L’uomo, cioè, senza radici, quello che si sentirà a casa propria a Londra come a Bruxelles, a Parigi come a New York, o ancora al Cairo come a Roma o a Istanbul, sarà l’uomo ideale della banca e della multinazionale. Essendo uomo-merce, sarà egli stesso un prodotto fungibile e scambiabile, e se troppo costoso facilmente sostituibile tramite immigrazione, nel mondo dell’assenza di confini e barriere.
La libertà di circolazione del capitale al giorno nostro è assioma tanto forte che ad essa si sacrificano le esistenze delle comunità, degli stati, delle nazioni.
Ubi pecunia ibi patria, laddove è il denaro là è la patria.
Non più perciò Inghilterra, Scozia o Irlanda, non più Francia, Germania o Italia, non più la stessa Europa: solo un unico mercato, in cui chi ha più disponibilità possa acquistare e vendere più velocemente senza dover rendere conto a nessuno dei fini d’uso di questo denaro.
Servono lavoratori a basso costo? Il denaro ordinerà merce-umana tramite il mondo senza frontiere dell’immigrazione.
I nativi pretendono uno stato sociale troppo evoluto? Il denaro saprà minacciarli di povertà e, trasferendosi in lidi meno esigenti, estorcere ogni concessione.

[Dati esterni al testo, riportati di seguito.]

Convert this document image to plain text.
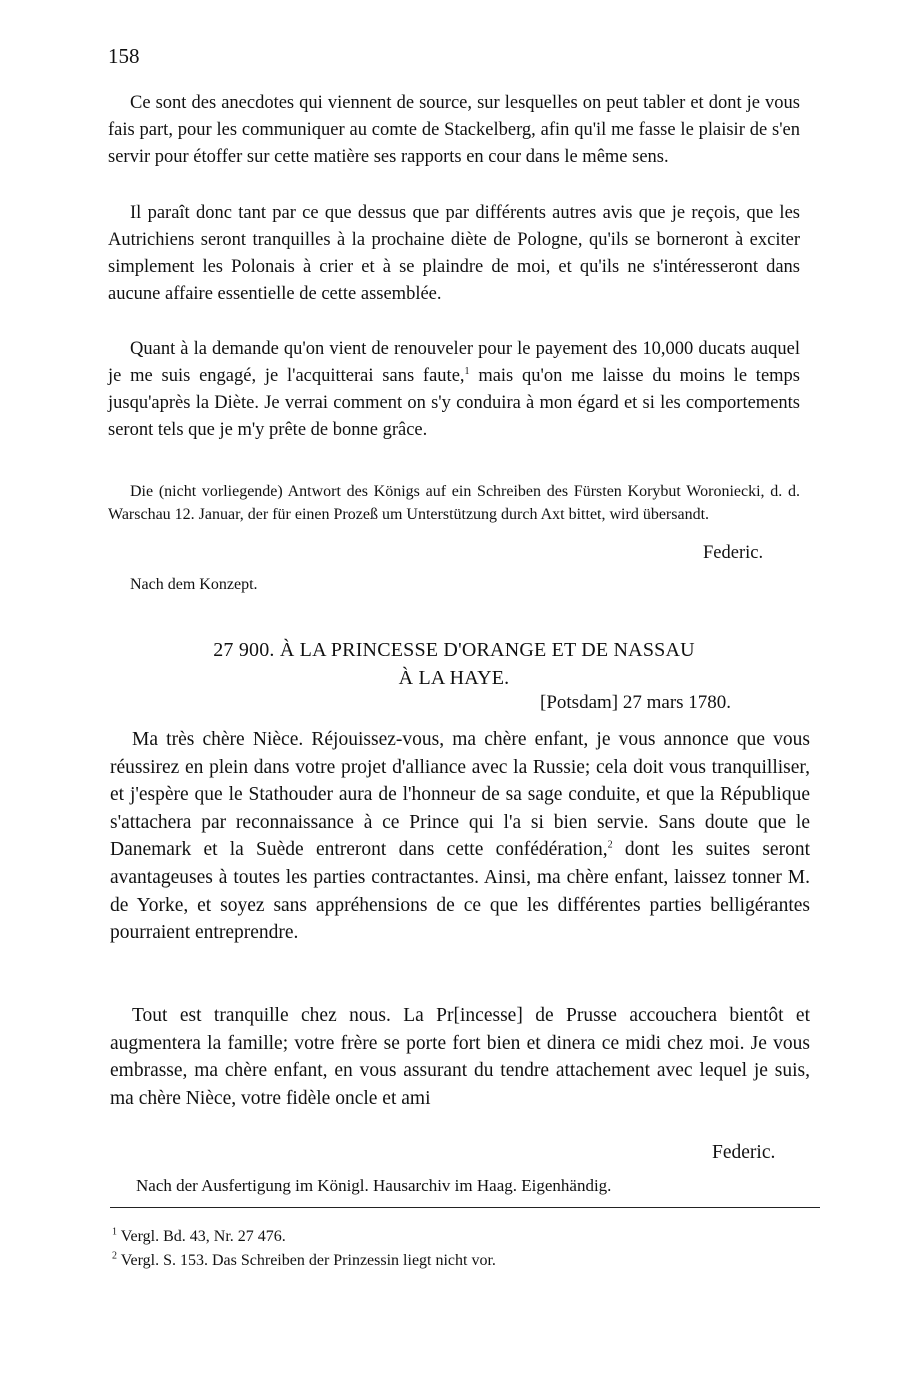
158

Ce sont des anecdotes qui viennent de source, sur lesquelles on peut tabler et dont je vous fais part, pour les communiquer au comte de Stackelberg, afin qu'il me fasse le plaisir de s'en servir pour étoffer sur cette matière ses rapports en cour dans le même sens.

Il paraît donc tant par ce que dessus que par différents autres avis que je reçois, que les Autrichiens seront tranquilles à la prochaine diète de Pologne, qu'ils se borneront à exciter simplement les Polonais à crier et à se plaindre de moi, et qu'ils ne s'intéresseront dans aucune affaire essentielle de cette assemblée.

Quant à la demande qu'on vient de renouveler pour le payement des 10,000 ducats auquel je me suis engagé, je l'acquitterai sans faute,$^1$ mais qu'on me laisse du moins le temps jusqu'après la Diète. Je verrai comment on s'y conduira à mon égard et si les comportements seront tels que je m'y prête de bonne grâce.

Die (nicht vorliegende) Antwort des Königs auf ein Schreiben des Fürsten Korybut Woroniecki, d. d. Warschau 12. Januar, der für einen Prozeß um Unterstützung durch Axt bittet, wird übersandt.

Federic.
Nach dem Konzept.
27 900. À LA PRINCESSE D'ORANGE ET DE NASSAU
À LA HAYE.
[Potsdam] 27 mars 1780.

Ma très chère Nièce. Réjouissez-vous, ma chère enfant, je vous annonce que vous réussirez en plein dans votre projet d'alliance avec la Russie; cela doit vous tranquilliser, et j'espère que le Stathouder aura de l'honneur de sa sage conduite, et que la République s'attachera par reconnaissance à ce Prince qui l'a si bien servie. Sans doute que le Danemark et la Suède entreront dans cette confédération,$^2$ dont les suites seront avantageuses à toutes les parties contractantes. Ainsi, ma chère enfant, laissez tonner M. de Yorke, et soyez sans appréhensions de ce que les différentes parties belligérantes pourraient entreprendre.

Tout est tranquille chez nous. La Pr[incesse] de Prusse accouchera bientôt et augmentera la famille; votre frère se porte fort bien et dinera ce midi chez moi. Je vous embrasse, ma chère enfant, en vous assurant du tendre attachement avec lequel je suis, ma chère Nièce, votre fidèle oncle et ami

Federic.
Nach der Ausfertigung im Königl. Hausarchiv im Haag. Eigenhändig.
$^1$ Vergl. Bd. 43, Nr. 27 476.
$^2$ Vergl. S. 153. Das Schreiben der Prinzessin liegt nicht vor.
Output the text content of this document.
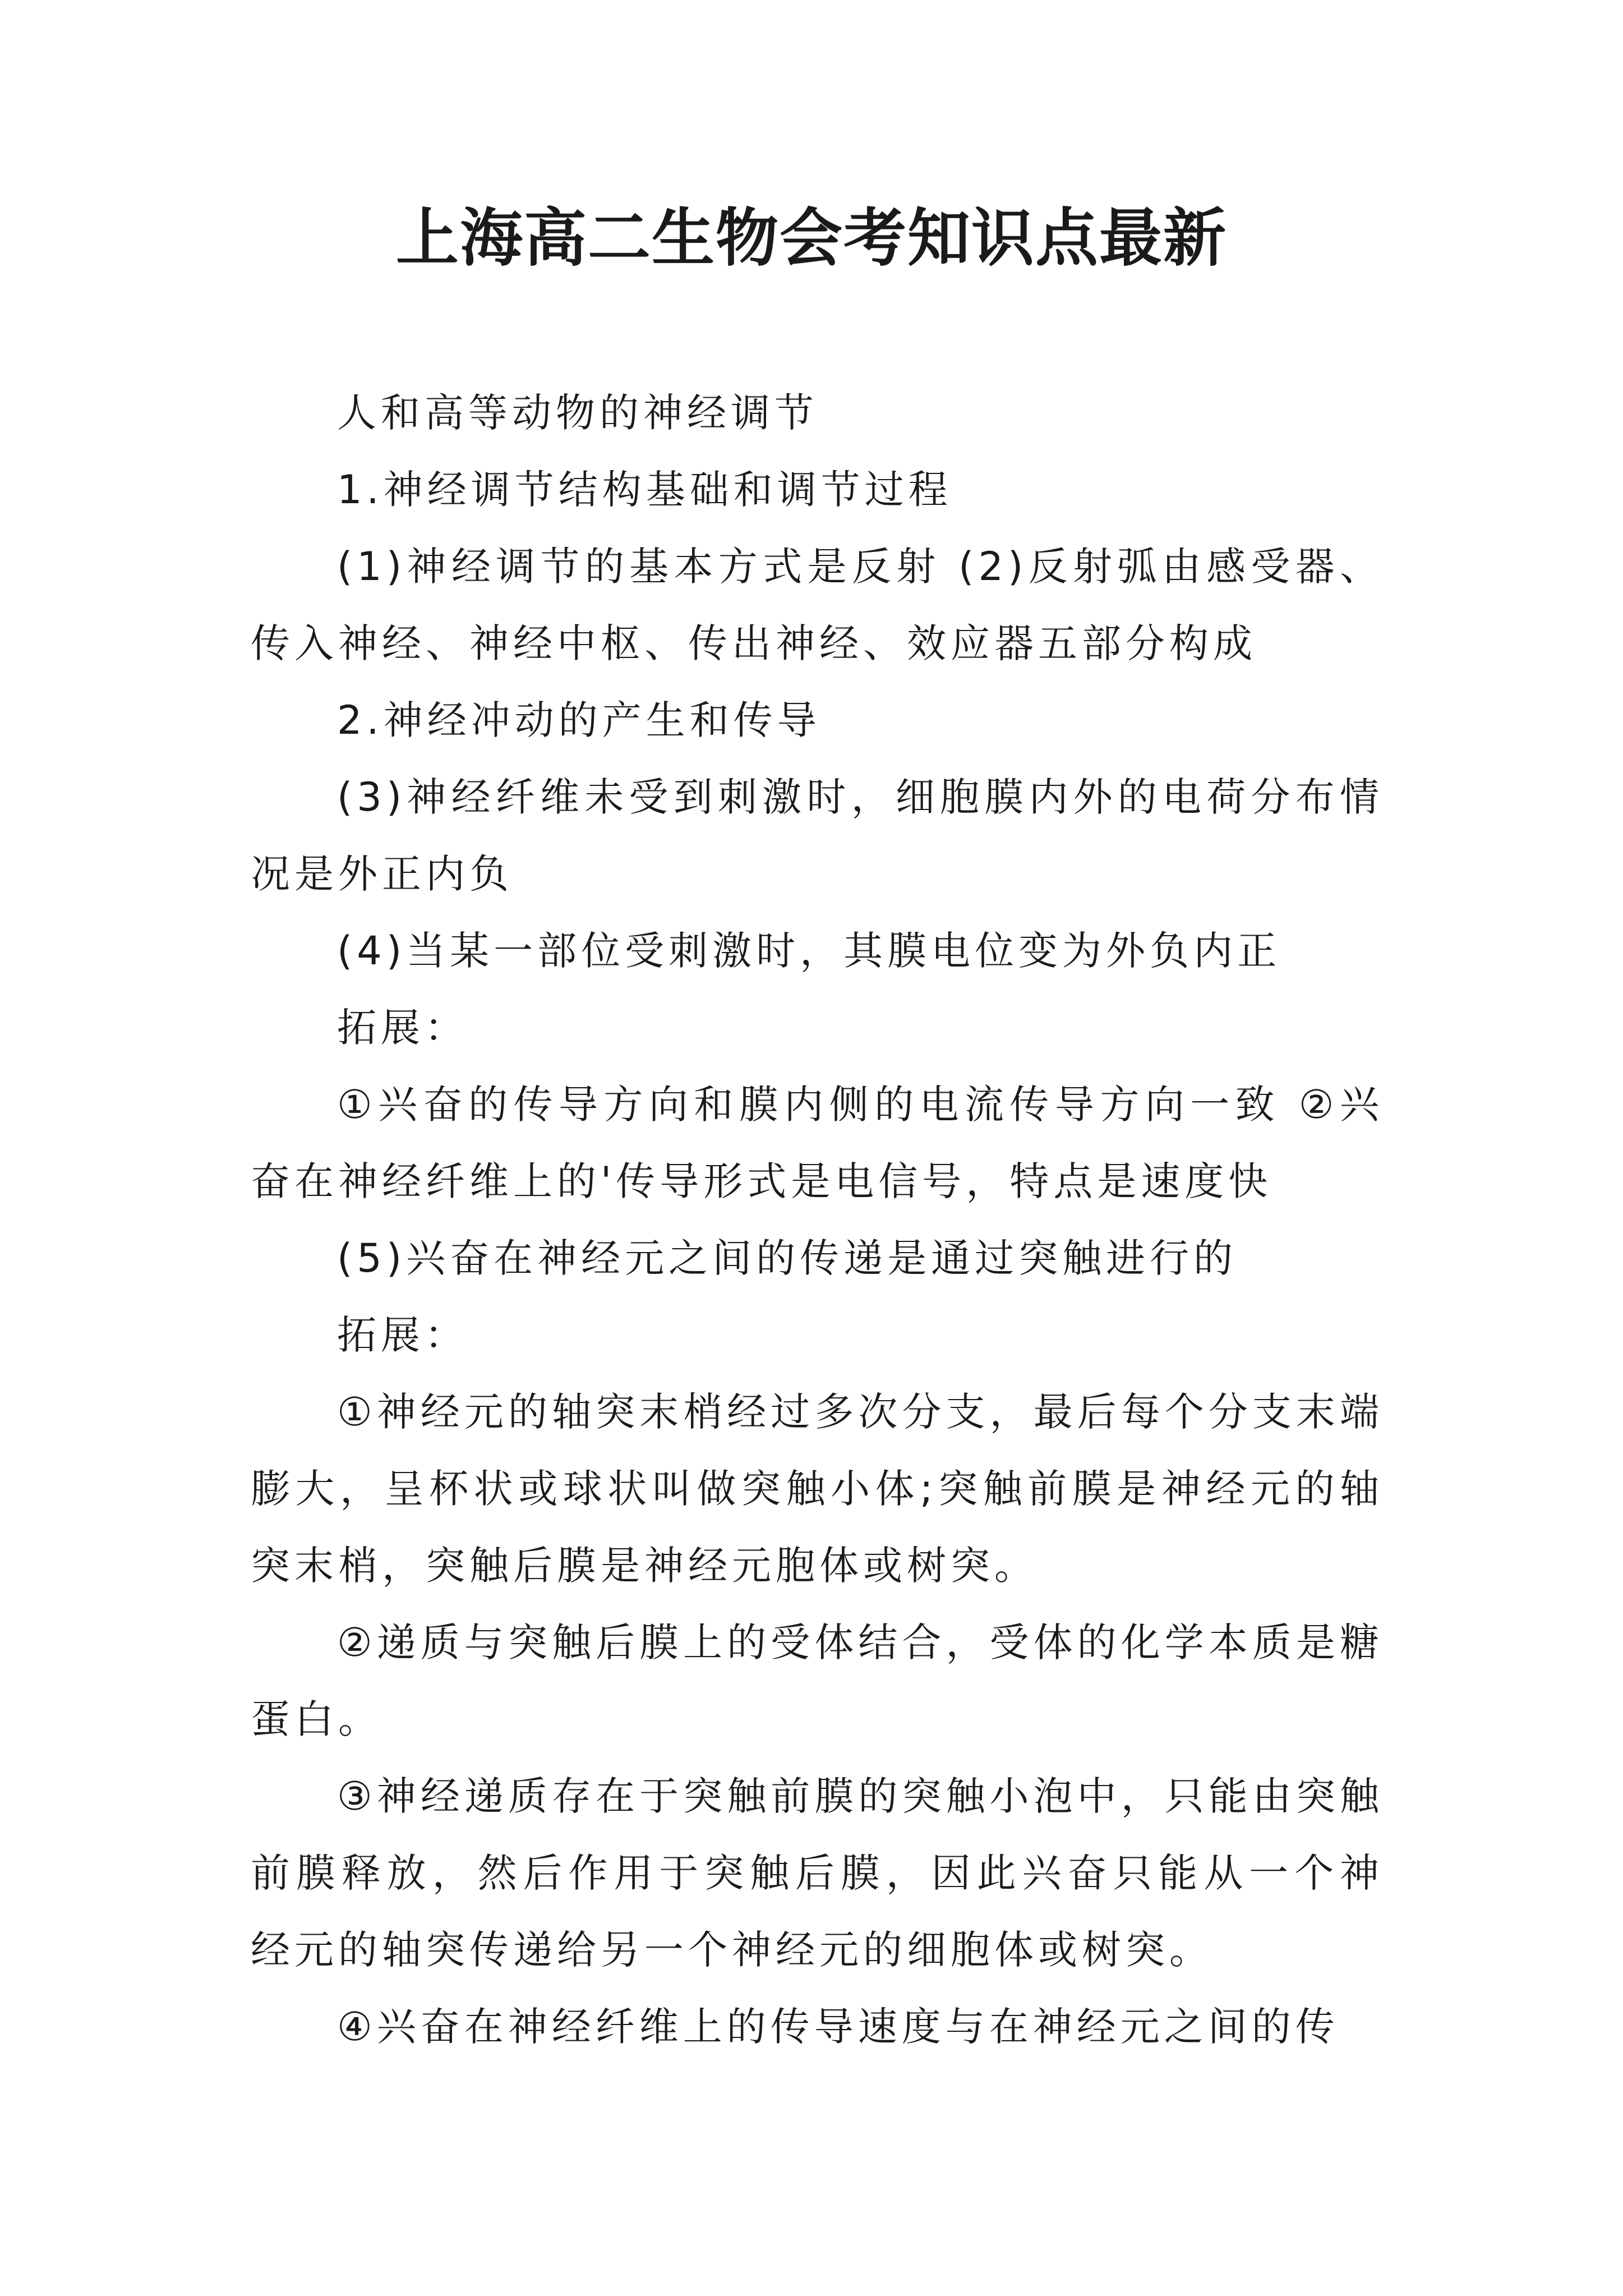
上海高二生物会考知识点最新

人和高等动物的神经调节

1.神经调节结构基础和调节过程

(1)神经调节的基本方式是反射 (2)反射弧由感受器、传入神经、神经中枢、传出神经、效应器五部分构成

2.神经冲动的产生和传导

(3)神经纤维未受到刺激时，细胞膜内外的电荷分布情况是外正内负

(4)当某一部位受刺激时，其膜电位变为外负内正

拓展：

①兴奋的传导方向和膜内侧的电流传导方向一致 ②兴奋在神经纤维上的'传导形式是电信号，特点是速度快

(5)兴奋在神经元之间的传递是通过突触进行的

拓展：

①神经元的轴突末梢经过多次分支，最后每个分支末端膨大，呈杯状或球状叫做突触小体;突触前膜是神经元的轴突末梢，突触后膜是神经元胞体或树突。

②递质与突触后膜上的受体结合，受体的化学本质是糖蛋白。

③神经递质存在于突触前膜的突触小泡中，只能由突触前膜释放，然后作用于突触后膜，因此兴奋只能从一个神经元的轴突传递给另一个神经元的细胞体或树突。

④兴奋在神经纤维上的传导速度与在神经元之间的传
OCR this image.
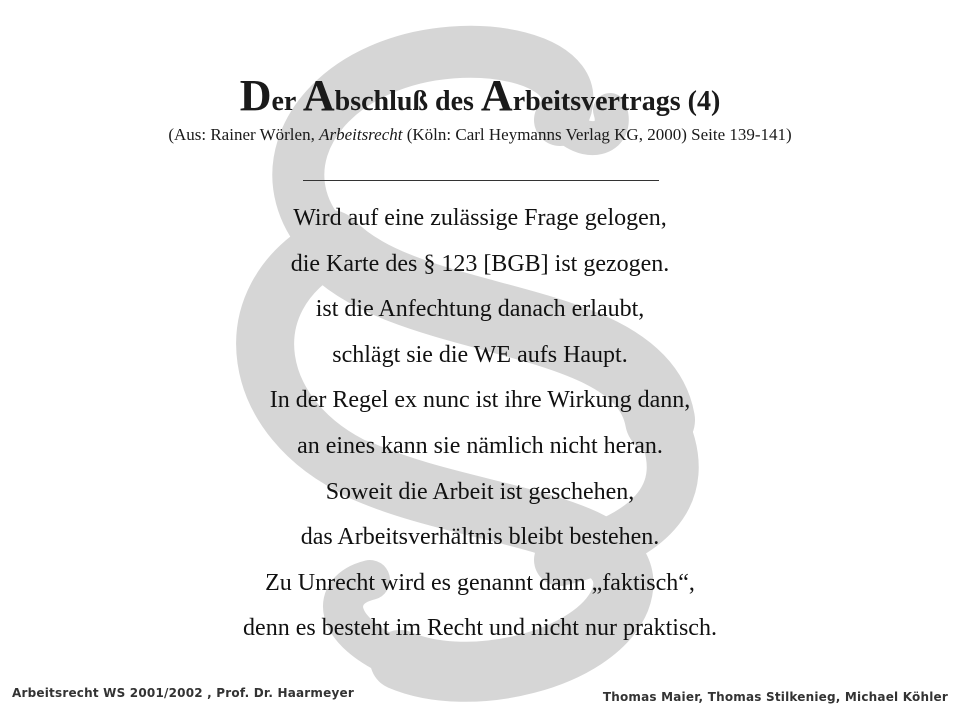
Der Abschluß des Arbeitsvertrags (4)
(Aus: Rainer Wörlen, Arbeitsrecht (Köln: Carl Heymanns Verlag KG, 2000) Seite 139-141)
Wird auf eine zulässige Frage gelogen,
die Karte des § 123 [BGB] ist gezogen.
ist die Anfechtung danach erlaubt,
schlägt sie die WE aufs Haupt.
In der Regel ex nunc ist ihre Wirkung dann,
an eines kann sie nämlich nicht heran.
Soweit die Arbeit ist geschehen,
das Arbeitsverhältnis bleibt bestehen.
Zu Unrecht wird es genannt dann „faktisch“,
denn es besteht im Recht und nicht nur praktisch.
Arbeitsrecht WS 2001/2002 , Prof. Dr. Haarmeyer	Thomas Maier, Thomas Stilkenieg, Michael Köhler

Tradizioni e identità locali rendono troppo frammentario il commercio? Il denaro potrà abbatterle come inefficienze del passato.
Voltaire, genio del mondo moderno, aveva scorto perfettamente questo spirito già quasi tre secoli or sono: “Entrate nella borsa di Londra… lì l’ebreo, il maomettano e il cristiano si trattano reciprocamente come se fossero della stessa religione, e chiamano infedeli solo quelli che fanno bancarotta.”
Ecco lo spirito dei tempi moderni, lo spirito della Londra, bella e senz’anima, di Sadiq Khan e dello psico-terrorismo finanziario di Cameron.
Dai tempi del solco di Romolo sul Palatino e del Pomerium romano e fino qualche decennio fa, i confini erano detti sacri e sacro, ricorda Ezra Pound, è il Tempio, sacro perché non è in vendita.